No fueron las últimas las únicas épocas de abandono que sufrió el parque, llamado Elisa por apenas un par de años, luego Las Heras al caer en desgracia su inspirador Juárez Celman (así como entonces la plaza Colón recibió su actual denominación, antes dedicada al presidente derrocado en 1890). Afortunadamente, más tarde o más temprano pudo renacer.
La historia tiende hoy a recuperar la vida y la obra de Juárez Celman, cuñado de Julio A. Roca y protagonista de una etapa reformista que nació en la gestión gubernamental de Antonio Del Viso y se retomó en épocas de Ramón J. Cárcano (su ahijado político), con impacto en la fisonomía de la ciudad. A su tiempo y más allá (pero no tanto) de la política, relevantes figuras de la arquitectura de Córdoba, como Miguel Kronfuss, o Miguel Ángel Roca, pusieron su marca en el parque, en refuncionalizaciones que le fueron otorgando un bagaje más rico.
Si lograr un pulmón verde en el primer escalón hacia el Norte de la ciudad hace ¡130 años! fue mojón en la puja por hacer, encontrarlo plenamente vivo tras su reciente reinauguración, representa un acto de justicia urbana.
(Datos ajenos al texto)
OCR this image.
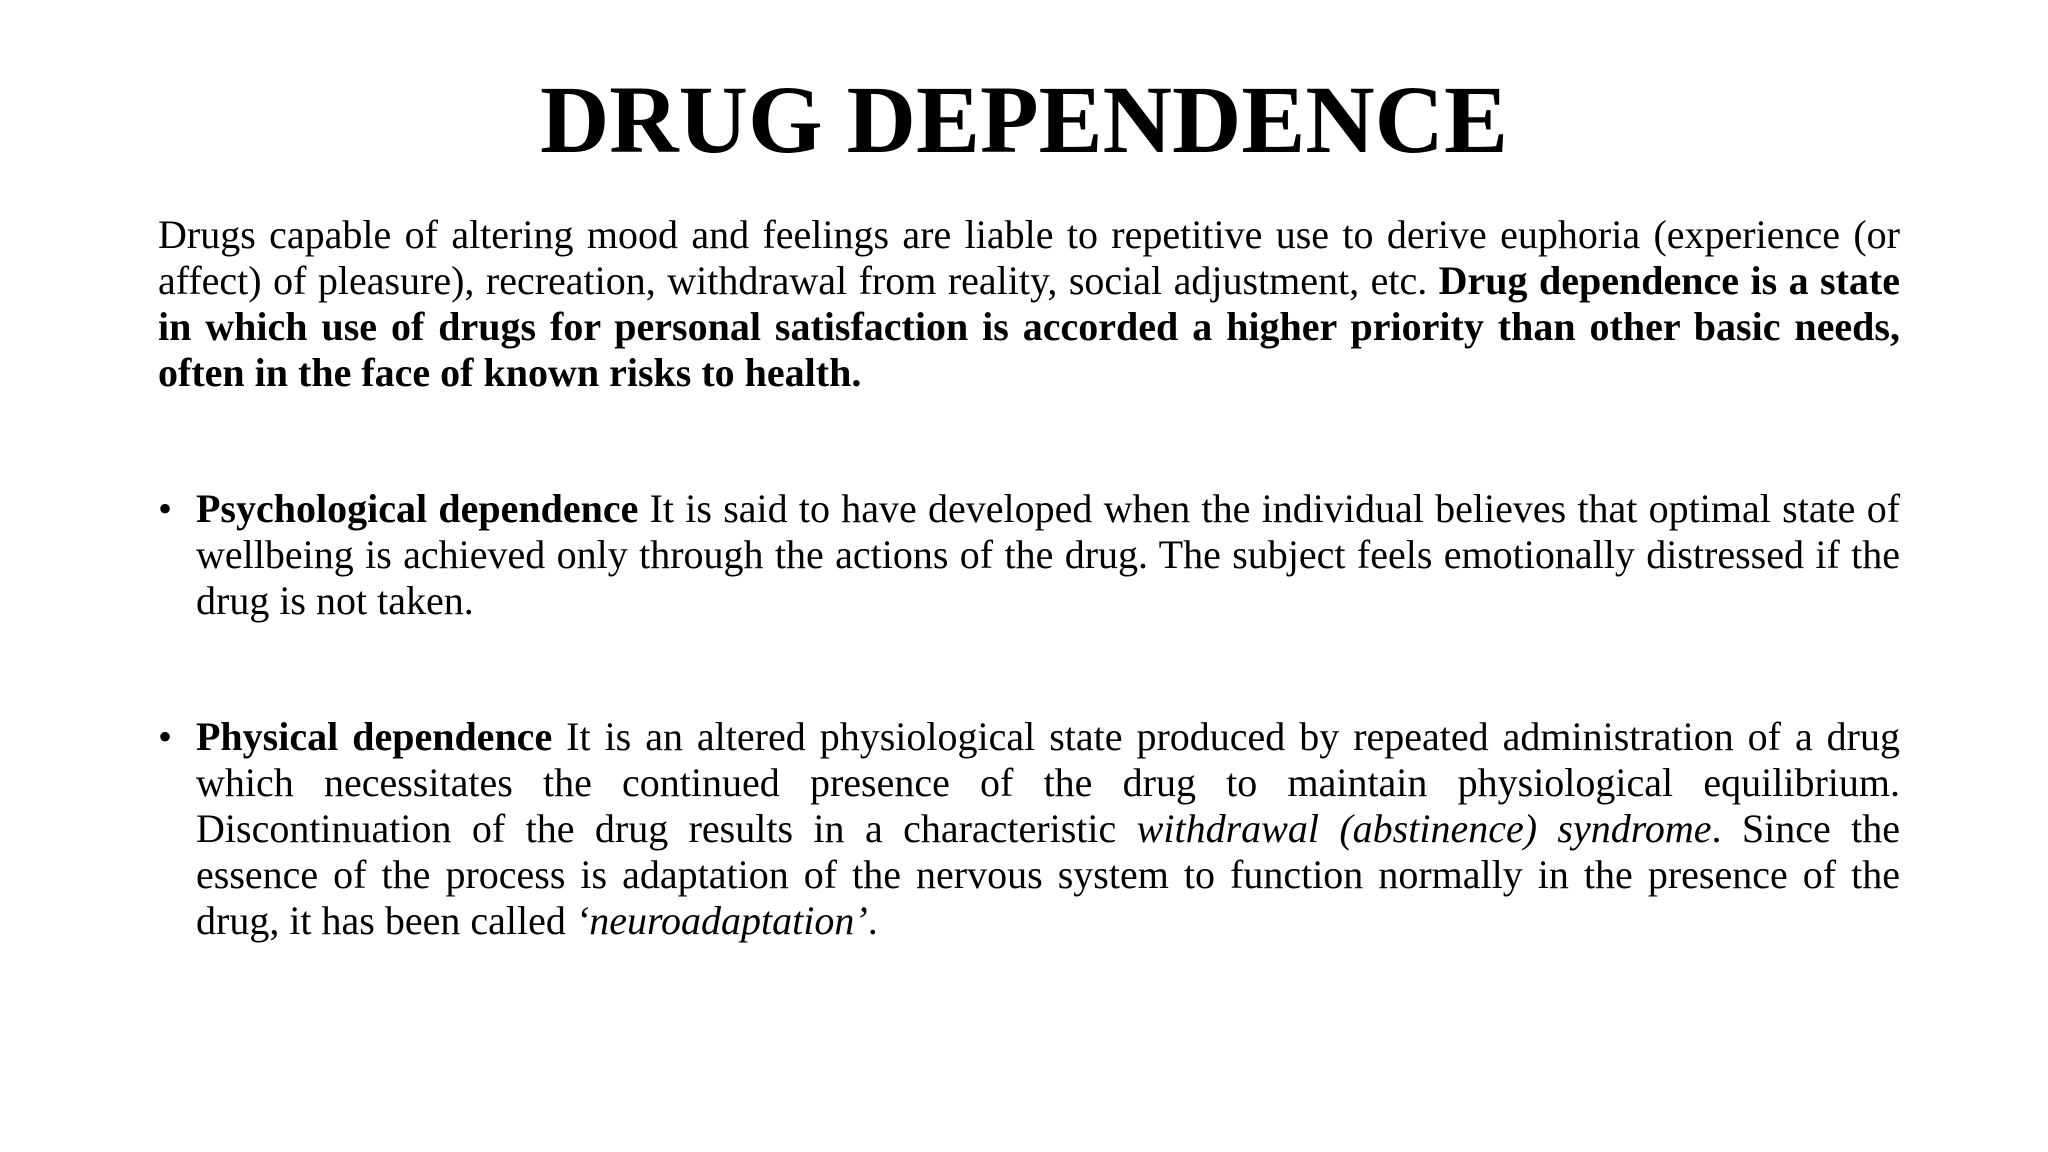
DRUG DEPENDENCE

Drugs capable of altering mood and feelings are liable to repetitive use to derive euphoria (experience (or affect) of pleasure), recreation, withdrawal from reality, social adjustment, etc. Drug dependence is a state in which use of drugs for personal satisfaction is accorded a higher priority than other basic needs, often in the face of known risks to health.

• Psychological dependence It is said to have developed when the individual believes that optimal state of wellbeing is achieved only through the actions of the drug. The subject feels emotionally distressed if the drug is not taken.
• Physical dependence It is an altered physiological state produced by repeated administration of a drug which necessitates the continued presence of the drug to maintain physiological equilibrium. Discontinuation of the drug results in a characteristic withdrawal (abstinence) syndrome. Since the essence of the process is adaptation of the nervous system to function normally in the presence of the drug, it has been called ‘neuroadaptation’.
Ecuanimidad que se exterioriza en la mixtura de intervenciones recuperadas y novedades incorporadas; con la funcionalidad que permite optimizar el aprovechamiento de los recursos y la revalorización de los espacios que mejorará a diferentes zonas de la ciudad; desde las exigencias, por la autoridad, de un deber de cuidado a sus usuarios; mediante la posibilidad de recorrerlo en familia -como ahora lo concreto con mi hijo- o con amigos -de la misma forma que unas cuantas tribus lo hacíamos hace cuatro décadas- en la clave que Abel Fernández le dedicara al parque en 1927: “En su recinto, encantado/ trina el pájaro gozoso/ como en un bosque frondoso/ por el desierto rodeado./ Nada perturba la calma/ en sus senderos floridos/ bajo toldos de verdura;/ En él glorias sueña el alma,/ y exhuma tiempos queridos/ cuyos recuerdo perdura”.
Habituados a la crítica, vale la pena celebrar en este caso. Si aún no lo visitó, le recomiendo darse una vuelta por el viejo-nuevo Parque Elisa.